Minus 40 or lower. You figure out whether it matters if minus 40 is F or C. I heard they were in sneakers and jeans and thin coats in moderately deep snow. The miracle is the guy that survived after walking about 10 miles. I’ve been out in that weather in dead calm. It doesn’t take long for you to feel it, and a metal car is not a good shelter.
There’s a really interesting Jack London short story about a guy who falls through the ice to his waist in Alaska or the Yukon, and then struggles to get a fire going before his fingers go numb. The dog, meanwhile, is clever enough to stay out of reach so he can’t warm his hands in the dog by slicing open its guts.
When I see a movie like the original Superman where a now-powerless Christopher Reeves is walking down the Alaska Highway in a windbreaker, I know the scriptwriters have never experienced real cold.
Hypothermia kicks in at 95 F which isn’t much below 98.6 F.
In the case of snow, wet clothes, often from overexertion can accelerate the loss. Windchill adds to this, but it doesn’t take much to think that “just 5 more minutes” and you will be unstuck, find a house or…
By the time you reach 95 F lethargy and confusion is already kicked in and decision making just gets worse the colder your body gets. If you get much colder than 83 F the risk of heart attack goes way up and if your core gets below 68 F Brain function stops. Typically your will expire before anything but your exterior appendages suffer frost bite.
Most people aren’t told to look out for the 'umbles ( stumbles, mumbles, fumbles, and grumbles ) when out in the cold or don’t see it as a life threatening.
If you are out in the cold and notice them in yourself or another you have to stop then and there and take care of it or it will probably just be too late.
It isn’t painful but it is still terrifying.
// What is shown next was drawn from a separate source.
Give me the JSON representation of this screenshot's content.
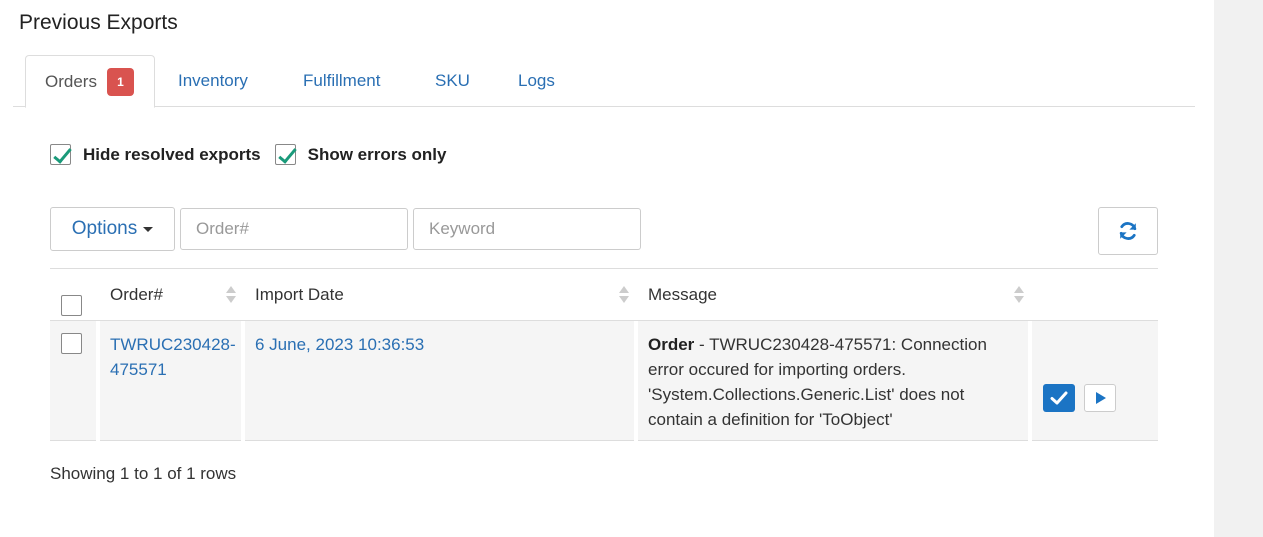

To make a long story short, my best friend and I decided to try to ride rapid floodwaters in the winter in a very small boat as a thrill. Then, we lost the boat and had to try to try to walk out of waist deep, very cold water for hours while losing function after function. The only reason we lived was because he kept lying to me telling me that he knew exactly where we were and help was just around the corner. Neither one of us could walk when we reached and edge and found a house with someone willing to help. He was completely incoherent by that point.
A very smart local college student here in Massachusetts decided to take a shortcut home in May last year through a local swamp late at night. He never made it because he got hypothermia and made poor decisions even though it was a fairly short walk. It took days and teams of people to find his body. He wasn’t even that far from home. I already knew what happened to him because I lived through it.
The coffee story is a bit of an exaggeration. It doesn’t freeeze instantly in the air even at -40 C (Yes, I have tried it and most of just ends up on the ground) Some of it will vaporize creating a nice effect for a youtube video but most of it will hit the ground still as a liquid and then freeze.
Although in the case of that woman who was “frozen solid” in Minnesota in the 80s, I’m wondering was she literally frozen like a popsicle, or did her muscles just cramp up or something making her appear that way. Because it’s my understanding that the problem with actually freezing a person is that the human body is mostly water. And water, when frozen, expands and forms ice crystals which damage tissue at a cellular level. Basically that’s how you get frostbite.
They say freezing to death is just like falling asleep…in a meat locker.
During the crazy heat of summer, before I had an a/c, or even nowadays when I’m in the neighborhood, I would head for a meat distributor–one of the last in the Meatpacking District in NYC–and hang out in their huge walk through, changing aisles when I got bored.
My parents mentioned going to a movie theatre – most of them were air conditioned (or air cooled) long before other places, and you could stay for hours. Some even operated qall night, so people would actually sleep in them.
The body shuts down circulation to the extremities, to preserve heat for the vital functions (heart & brain). So they may survive, if rescued in time, but lose many fingers, toes, hands, etc. to severe frostbite.
Also, all such medical info is a statistical summary of what happens on average. There are always exceptions to that – some people who survive despite freezing conditions, and others who succumb in moderate conditions. Doctors always go with the odds, but hope that their patient beats 'em this time.